You compose an email, the addressbook is next to the composing window, useless if you need only a few recipients in the TO-field, but very useful if you want to add some to TO, some to BCC,CC, some to IM, some to SMS, some to fax. Simply select them and click on the button representing the address-type you want to use. If recipients are chosen, activate the field in the composing window.
At the moment you would have to open the pick-address dialogue, pick the people, close it and then activate the BCC, or CC-field manually. The latter can also be set to permanently, I know, but this wastes a lot of space if you do not need them. On the other hand at the moment these fields are not even activated automatically if the email has recipients in these fields.
You might argue that space is limited for an efficient address-list, thus when clicking into the list it should expand so you can work with it and when clicking back on the email-text become small again automatically. If you need it, it's big, if you do not, you can see it but it does not disturb you. And even if you do not like a list at this point, put a button Adressing there instead of that ... behind the TO-field.
Examples from the filesystem:
You have selected music-files, or are in a directory that consists of only music files, the context-sidebar provides access to a media-player similar to amarok's small window, i.e. more functionality than the sidebar-media-player in 3.1.x had, there is a possibility to add the selected files or the whole directory to the library, or playlist, one can burn songs, or simply display information about the artist. So if you click a button it opens a window with the app the button belongs to, i.e. as if you would chose it from the context-menu and chose add to playlist...

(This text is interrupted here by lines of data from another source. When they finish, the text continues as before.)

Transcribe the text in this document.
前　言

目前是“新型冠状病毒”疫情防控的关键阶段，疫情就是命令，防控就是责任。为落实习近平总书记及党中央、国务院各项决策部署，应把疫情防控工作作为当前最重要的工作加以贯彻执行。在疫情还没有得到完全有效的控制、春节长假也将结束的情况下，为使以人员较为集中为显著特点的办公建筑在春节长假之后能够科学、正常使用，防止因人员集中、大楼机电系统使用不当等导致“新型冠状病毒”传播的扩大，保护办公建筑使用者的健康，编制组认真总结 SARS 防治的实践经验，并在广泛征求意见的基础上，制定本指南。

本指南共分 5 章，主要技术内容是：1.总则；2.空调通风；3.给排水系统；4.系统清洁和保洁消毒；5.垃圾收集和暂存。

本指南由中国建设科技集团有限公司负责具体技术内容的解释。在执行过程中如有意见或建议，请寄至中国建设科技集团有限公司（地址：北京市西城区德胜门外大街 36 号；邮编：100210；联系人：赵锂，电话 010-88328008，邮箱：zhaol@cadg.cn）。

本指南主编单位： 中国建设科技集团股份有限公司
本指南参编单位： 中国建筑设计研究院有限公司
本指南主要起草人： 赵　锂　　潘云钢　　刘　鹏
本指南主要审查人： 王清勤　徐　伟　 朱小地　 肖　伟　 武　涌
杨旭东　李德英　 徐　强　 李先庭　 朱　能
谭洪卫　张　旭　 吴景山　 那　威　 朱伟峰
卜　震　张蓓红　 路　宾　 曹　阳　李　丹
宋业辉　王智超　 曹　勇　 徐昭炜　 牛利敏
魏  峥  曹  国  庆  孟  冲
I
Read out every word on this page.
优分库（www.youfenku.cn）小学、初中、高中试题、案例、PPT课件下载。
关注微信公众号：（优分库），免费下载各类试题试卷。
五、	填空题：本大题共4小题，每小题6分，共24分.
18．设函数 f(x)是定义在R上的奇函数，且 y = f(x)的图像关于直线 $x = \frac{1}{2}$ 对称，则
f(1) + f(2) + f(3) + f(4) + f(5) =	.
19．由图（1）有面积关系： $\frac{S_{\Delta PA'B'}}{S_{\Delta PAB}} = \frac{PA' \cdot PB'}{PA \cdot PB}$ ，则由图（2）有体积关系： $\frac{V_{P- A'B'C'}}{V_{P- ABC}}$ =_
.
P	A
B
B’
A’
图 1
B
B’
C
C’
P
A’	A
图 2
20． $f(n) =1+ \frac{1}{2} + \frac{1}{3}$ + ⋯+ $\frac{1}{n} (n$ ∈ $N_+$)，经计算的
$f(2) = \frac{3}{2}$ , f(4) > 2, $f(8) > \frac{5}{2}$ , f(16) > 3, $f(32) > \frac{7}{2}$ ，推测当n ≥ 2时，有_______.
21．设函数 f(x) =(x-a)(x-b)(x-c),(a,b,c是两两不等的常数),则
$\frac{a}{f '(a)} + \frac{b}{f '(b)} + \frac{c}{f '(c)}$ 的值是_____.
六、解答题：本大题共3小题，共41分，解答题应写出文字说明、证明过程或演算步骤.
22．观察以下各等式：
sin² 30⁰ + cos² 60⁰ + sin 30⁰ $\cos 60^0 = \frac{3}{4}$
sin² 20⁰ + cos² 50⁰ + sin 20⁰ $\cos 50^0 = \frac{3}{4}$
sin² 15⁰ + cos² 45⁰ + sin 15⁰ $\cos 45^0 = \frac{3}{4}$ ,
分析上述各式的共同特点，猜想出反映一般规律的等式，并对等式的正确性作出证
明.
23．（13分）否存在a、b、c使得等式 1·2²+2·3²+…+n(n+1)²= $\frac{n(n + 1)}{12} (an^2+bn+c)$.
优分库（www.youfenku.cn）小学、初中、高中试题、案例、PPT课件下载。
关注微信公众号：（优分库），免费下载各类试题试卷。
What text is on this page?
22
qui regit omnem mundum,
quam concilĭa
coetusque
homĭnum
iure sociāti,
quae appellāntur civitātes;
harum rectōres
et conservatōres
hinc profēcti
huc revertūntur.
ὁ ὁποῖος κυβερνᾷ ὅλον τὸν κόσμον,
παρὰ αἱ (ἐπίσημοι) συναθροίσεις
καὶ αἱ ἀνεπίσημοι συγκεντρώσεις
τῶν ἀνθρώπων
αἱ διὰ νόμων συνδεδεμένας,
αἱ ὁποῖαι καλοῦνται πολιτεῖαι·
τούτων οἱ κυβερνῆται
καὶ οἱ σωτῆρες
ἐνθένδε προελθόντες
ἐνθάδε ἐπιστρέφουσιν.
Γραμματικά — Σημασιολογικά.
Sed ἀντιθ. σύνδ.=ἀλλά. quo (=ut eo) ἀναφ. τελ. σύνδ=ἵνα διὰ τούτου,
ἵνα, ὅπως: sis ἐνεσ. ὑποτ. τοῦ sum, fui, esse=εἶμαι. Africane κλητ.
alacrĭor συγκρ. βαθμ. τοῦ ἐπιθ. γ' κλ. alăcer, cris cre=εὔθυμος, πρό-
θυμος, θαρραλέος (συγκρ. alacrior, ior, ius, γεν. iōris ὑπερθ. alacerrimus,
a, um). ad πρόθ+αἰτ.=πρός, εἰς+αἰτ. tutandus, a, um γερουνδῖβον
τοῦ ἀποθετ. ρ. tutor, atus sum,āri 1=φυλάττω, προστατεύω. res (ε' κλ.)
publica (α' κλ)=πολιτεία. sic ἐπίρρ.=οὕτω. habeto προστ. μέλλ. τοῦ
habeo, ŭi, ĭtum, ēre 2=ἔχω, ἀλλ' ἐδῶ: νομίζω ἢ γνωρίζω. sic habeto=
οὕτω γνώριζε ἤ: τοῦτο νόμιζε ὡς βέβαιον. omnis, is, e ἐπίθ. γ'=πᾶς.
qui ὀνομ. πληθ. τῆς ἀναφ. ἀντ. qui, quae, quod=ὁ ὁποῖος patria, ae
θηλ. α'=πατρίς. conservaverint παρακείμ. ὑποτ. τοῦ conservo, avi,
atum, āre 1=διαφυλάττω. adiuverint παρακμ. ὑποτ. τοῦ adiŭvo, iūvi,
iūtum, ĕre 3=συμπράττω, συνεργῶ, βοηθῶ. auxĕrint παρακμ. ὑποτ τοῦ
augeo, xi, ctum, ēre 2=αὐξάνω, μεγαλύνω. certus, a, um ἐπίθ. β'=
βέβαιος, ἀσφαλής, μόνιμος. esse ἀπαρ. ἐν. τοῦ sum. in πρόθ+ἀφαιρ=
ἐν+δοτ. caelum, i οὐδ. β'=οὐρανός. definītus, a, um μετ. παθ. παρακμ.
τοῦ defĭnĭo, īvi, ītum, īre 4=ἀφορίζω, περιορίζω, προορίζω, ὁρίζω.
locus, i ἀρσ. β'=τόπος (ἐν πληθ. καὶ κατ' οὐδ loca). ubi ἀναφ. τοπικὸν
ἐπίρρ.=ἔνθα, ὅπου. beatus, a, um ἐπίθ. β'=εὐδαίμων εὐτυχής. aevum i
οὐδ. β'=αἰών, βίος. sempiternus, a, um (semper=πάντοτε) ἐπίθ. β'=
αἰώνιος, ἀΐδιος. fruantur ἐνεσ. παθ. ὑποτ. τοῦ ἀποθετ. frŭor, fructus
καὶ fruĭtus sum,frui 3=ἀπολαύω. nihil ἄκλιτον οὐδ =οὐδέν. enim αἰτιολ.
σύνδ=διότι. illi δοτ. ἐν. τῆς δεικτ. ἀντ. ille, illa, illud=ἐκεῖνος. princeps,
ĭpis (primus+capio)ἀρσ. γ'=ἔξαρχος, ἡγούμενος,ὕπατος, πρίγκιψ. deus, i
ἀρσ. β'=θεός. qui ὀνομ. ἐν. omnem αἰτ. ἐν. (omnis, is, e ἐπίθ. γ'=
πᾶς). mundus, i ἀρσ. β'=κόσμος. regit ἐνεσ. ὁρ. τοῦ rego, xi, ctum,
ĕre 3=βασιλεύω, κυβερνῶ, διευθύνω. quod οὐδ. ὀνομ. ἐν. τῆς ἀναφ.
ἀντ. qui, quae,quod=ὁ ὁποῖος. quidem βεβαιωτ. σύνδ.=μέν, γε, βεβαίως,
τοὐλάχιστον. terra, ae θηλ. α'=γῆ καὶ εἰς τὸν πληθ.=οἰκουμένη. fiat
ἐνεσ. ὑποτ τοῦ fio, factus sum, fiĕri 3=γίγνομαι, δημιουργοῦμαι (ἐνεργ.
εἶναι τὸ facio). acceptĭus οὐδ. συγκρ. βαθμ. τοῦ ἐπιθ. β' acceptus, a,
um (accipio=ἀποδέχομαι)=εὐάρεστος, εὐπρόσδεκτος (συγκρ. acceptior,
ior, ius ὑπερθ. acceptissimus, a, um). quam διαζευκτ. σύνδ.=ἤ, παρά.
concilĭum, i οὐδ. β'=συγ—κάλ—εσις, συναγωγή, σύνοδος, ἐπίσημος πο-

You open a CD/floppy in konqueror, if it's RW/floppy the sidebar provides access to erasing/formating it, a mini-burning-list to drag&drop files from different directories to and burn them, if it's an audio CD it offers KsCDs functionality, or to rip it, if it's a video-CD to play it, rip it...
If you select an cd-image-file the context-sidebar gives you information about the image, the possibility to mount it (there is a script at kde-look.org that can do this) or to burn it.
Selecting an image gives you access to its properties, to start editing it, rotating it, burning them to get them to a photo-shop, connect to you camera, make a slide-show...
Addressbook's context-sidebar would offer the possibility to call, chat, arrange a meeting with..., write an email to...
Internet's context-sidebar should offer bookmarks as well as a button to add, edit hem, a button to start an IM-app, or to start an email-app, online-banking-app, IP-telephony...
So apps would not have to program their own functions to burn a playlist with k3b or rip that cd but simply use an interface to the sidebar, passing on needed information to do the task. As screens are getting bigger, icon view is standard for KDE and most new users and some notebooks even have over-wide screens, I think that space would not be an argument against this, especially not, as the sidebars can be turned off, all-in-all, or per app/context.
The great benefit would be to have functionality and information, available for the eyes of every user without an extra click.
If I am not the only one that is interested in this feature I would setup a site to put more screenshots on. This way ideas about functionality and look could be discussed before it is coded.